Feuerwehren im Bezirk Horn: Sorgen um Nachwuchs. Im Jänner wählen die Feuerwehren ihre Kommandanten. Zwei Wehren stehen ohne Nachfolger vor der Auflösung.

Von Sebastian Dangl. Erstellt am 30. Dezember 2020 (04:29)

Die Feuerwehren stehen vor einer großen Herausforderung. Während sich die Coronalage verschärft, stehen erneut Wahlen auf allen Ebenen des Feuerwehrkommandos an. Schon im Jänner wählen die Wehren im Bezirk ihre zukünftigen Kommandanten. Normalerweise würden diese Wahlen während einer großen Versammlung stattfinden. Da das aber heuer nicht wie gewohnt umsetzbar ist, wurden zwei Wahlsysteme unter Berücksichtigung der Sicherheitsmaßnahmen entwickelt.

Die Wahl des Wahlsystems

Mit einem entsprechend großen Raum wäre zum einen eine relativ „normale“ Versammlung möglich. Am entsprechenden Wahltag würden die dann geltenden Covidregelungen umgesetzt werden müssen. Da einige Feuerwehrhäuser für diese Möglichkeit zu klein wären, müsste gegebenenfalls auch in einen größeren Raum ausgewichen werden.

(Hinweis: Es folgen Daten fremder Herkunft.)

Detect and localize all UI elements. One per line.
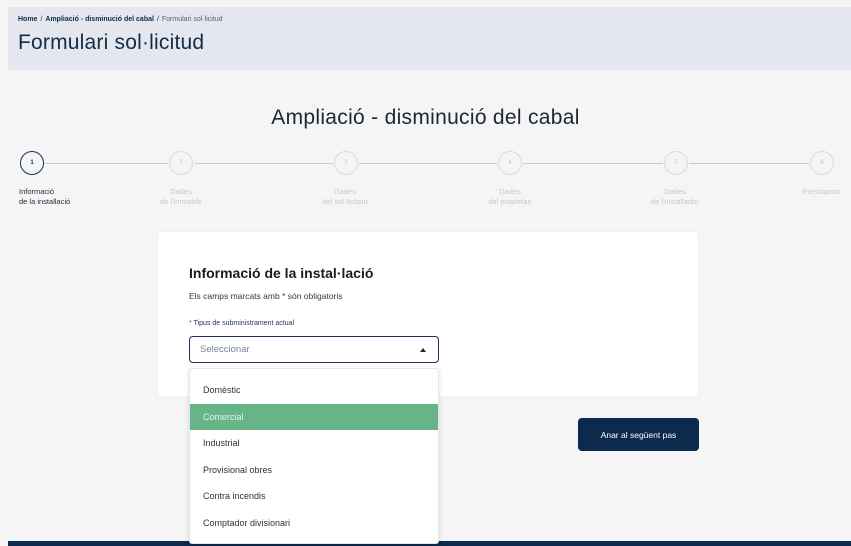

„Ein Kommandant hat zahlreiche Funktionen und Aufgaben. Nur wenige wollen diese übernehmen und in der ersten Reihe stehen.“ Christian Angerer, Bezirksfeuerwehrkommandant

„Die Einhaltung der Schutzmaßnahmen ist natürlich das oberste Gebot. Wir werden ein enges Zusammensitzen vermeiden und alle bitten, möglichst bald wieder nach Hause zu gehen“, schildert Bezirkskommandant Christian Angerer.

Die zweite Lösung bei Platzproblemen

Als Alternative zur herkömmlichen Wahlversammlung wäre eine einzelne Stimmabgabe angedacht. „Es würde dann in etwa so wie bei einer Gemeindewahl ablaufen. Die Mitglieder kommen einzeln, geben ihre Stimme ab, und verlassen das Gebäude wieder“, erklärt Angerer. Welches System wirklich zum Einsatz kommt, hängt vom jeweiligen Bürgermeister in Absprache mit den Wehren ab. Die Umsetzung wäre also von Gemeinde zu Gemeinde unterschiedlich.

Auch Auflösungen stehen bevor

So oder so werden die Wahlen und das neue Jahr einige Veränderungen bei der Feuerwehr mit sich bringen. Auch die Entwicklung des „Sterbens“ kleiner Wehren kann nicht aufgehalten werden. Nach Wolfshof im Vorjahr stehen jetzt auch Buchberg und Wanzenau vor dem Aus. Auch Kamegg hatte zu kämpfen, soll aber nach einer Umstrukturierung (eventuell als Feuerwache) weitergeführt werden. „Die Überalterung wirkt sich leider immer stärker aus. Wir haben im ländlichen Bereich das Problem, dass viele junge Menschen wegziehen“, erläutert Angerer. Dadurch würde auch das Finden von Nachfolgern erschwert werden. Zusätzlich würde die große Verantwortung und der zusätzliche Zeitaufwand viele potenzielle Kandidaten abschrecken. „Ein Kommandant hat zahlreiche Funktionen und Aufgaben. Nur wenige wollen diese übernehmen und in der ersten Reihe stehen“, meint der Bezirkskommandant.

Rücktritt nach 20 Jahren

In vielen anderen Wehren finden sich trotz dieser Entwicklung wieder junge Nachfolgekandidaten, nachdem sich einige alteingesessene Kommandanten verabschieden. So wird Klaus Ringl seinen Kommandantenposten in Messern abgeben. „Ich bin jetzt 20 Jahre Kommandant. Ich will nicht versäumen, rechtzeitig einen Nachfolger zu finden. Wir haben gerade eine passende Konstellation mit jungen Kandidaten. Der Moment passt einfach“, erklärt Ringl zu seinem Rücktritt. Neue Kommandanten sollen unter anderem auch in Haselberg, Breiteneich und Mödring kommen.

Auch im Abschnitt Geras kündigen sich laut Abschnittskommandant Heinz Krehan einige Veränderungen an. Der Mangel an jungen Mitgliedern sei auch hier mittlerweile ein Problem. „Wir müssen erst mal die Wahlen abwarten. Dann können wir weiterschauen“, sagt Krehan.

Schon am 2. Jänner starten die ersten Wehren mit der Wahl. Ende des Monats sollen dann im ganzen Bezirk die Ergebnisse feststehen.